Farmers and Fishermen: Two Centuries of Work in Essex County, Massachusetts, 1630–1850
- Author: Daniel Vickers
- Language: English
- Series: New Edition
- Genre: Historical, Non-Fiction
- Publisher: Omohundro Institute and University of North Carolina Press
- Publication date: December 31st 1994
- Media type: Paperback
- Pages: 372
- ISBN: 978-0807844588

= Farmers and Fishermen: Two Centuries of Work in Essex County, Massachusetts, 1630–1850 =

Economics publication

Farmers and Fishermen: Two Centuries of Work in Essex County, Massachusetts, 1630–1850 is a book by Canadian historian Daniel Vickers, first published in 1994. It analyzes and contrasts the economic roles of farmers and fishermen in early New England communities.

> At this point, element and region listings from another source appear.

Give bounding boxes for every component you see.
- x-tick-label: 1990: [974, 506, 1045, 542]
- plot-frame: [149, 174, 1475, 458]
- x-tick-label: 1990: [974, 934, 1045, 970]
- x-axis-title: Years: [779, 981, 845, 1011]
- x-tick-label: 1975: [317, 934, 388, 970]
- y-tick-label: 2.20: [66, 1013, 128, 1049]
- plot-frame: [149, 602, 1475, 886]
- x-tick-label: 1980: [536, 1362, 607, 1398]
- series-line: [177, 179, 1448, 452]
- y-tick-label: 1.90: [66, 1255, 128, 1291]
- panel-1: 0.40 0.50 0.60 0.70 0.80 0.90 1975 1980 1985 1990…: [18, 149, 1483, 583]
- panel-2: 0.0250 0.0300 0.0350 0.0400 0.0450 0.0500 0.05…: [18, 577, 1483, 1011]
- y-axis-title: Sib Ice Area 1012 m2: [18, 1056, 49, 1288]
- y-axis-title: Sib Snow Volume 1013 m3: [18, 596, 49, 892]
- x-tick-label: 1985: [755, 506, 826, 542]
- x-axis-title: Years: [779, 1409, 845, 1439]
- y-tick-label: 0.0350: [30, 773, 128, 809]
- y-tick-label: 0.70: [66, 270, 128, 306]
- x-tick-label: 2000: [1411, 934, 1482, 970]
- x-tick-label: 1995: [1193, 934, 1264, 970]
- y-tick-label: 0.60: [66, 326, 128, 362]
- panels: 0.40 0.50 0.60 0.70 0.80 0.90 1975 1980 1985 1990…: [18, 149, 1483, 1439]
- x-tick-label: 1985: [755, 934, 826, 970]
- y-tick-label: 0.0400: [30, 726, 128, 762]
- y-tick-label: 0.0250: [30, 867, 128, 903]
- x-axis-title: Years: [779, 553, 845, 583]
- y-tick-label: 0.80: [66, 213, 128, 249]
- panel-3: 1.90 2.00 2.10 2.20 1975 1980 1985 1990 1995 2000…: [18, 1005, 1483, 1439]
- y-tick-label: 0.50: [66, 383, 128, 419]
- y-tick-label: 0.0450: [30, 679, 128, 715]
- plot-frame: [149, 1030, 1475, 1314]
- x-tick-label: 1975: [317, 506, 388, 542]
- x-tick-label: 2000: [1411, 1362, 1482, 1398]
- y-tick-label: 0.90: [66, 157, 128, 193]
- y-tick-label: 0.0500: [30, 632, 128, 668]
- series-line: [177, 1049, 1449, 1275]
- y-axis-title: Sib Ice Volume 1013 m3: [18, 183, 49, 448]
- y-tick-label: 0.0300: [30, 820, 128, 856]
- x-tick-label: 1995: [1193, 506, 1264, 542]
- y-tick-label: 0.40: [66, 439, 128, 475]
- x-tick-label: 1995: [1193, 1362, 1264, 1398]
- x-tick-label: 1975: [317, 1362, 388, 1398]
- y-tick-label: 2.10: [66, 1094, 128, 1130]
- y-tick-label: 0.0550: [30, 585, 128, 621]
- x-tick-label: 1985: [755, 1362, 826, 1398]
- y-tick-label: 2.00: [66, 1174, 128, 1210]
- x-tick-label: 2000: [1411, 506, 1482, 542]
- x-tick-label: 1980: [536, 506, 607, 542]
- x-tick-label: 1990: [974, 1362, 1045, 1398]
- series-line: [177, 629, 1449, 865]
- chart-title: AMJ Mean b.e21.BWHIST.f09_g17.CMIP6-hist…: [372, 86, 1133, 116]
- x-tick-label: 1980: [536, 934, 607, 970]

It won the 1995 John H. Dunning Prize as well as the 1994–95 Louis Gottschalk Prize from the American Society for Eighteenth-Century Studies.

== Content ==

In the book, Vickers examines how a patriarchal system that relied on the unpaid labor of dependent sons transitioned gradually to an economic system in which these sons found work outside of the family farm. For fishermen, he explores the shift from client-patron economic relations to a free market system, noting the difficulties fishermen faced in achieving economic independence in both systems.

== In popular culture ==
In the 1997 film Good Will Hunting, the title character cites page 98 of the book during a history-of-economics debate in a Harvard Square barroom.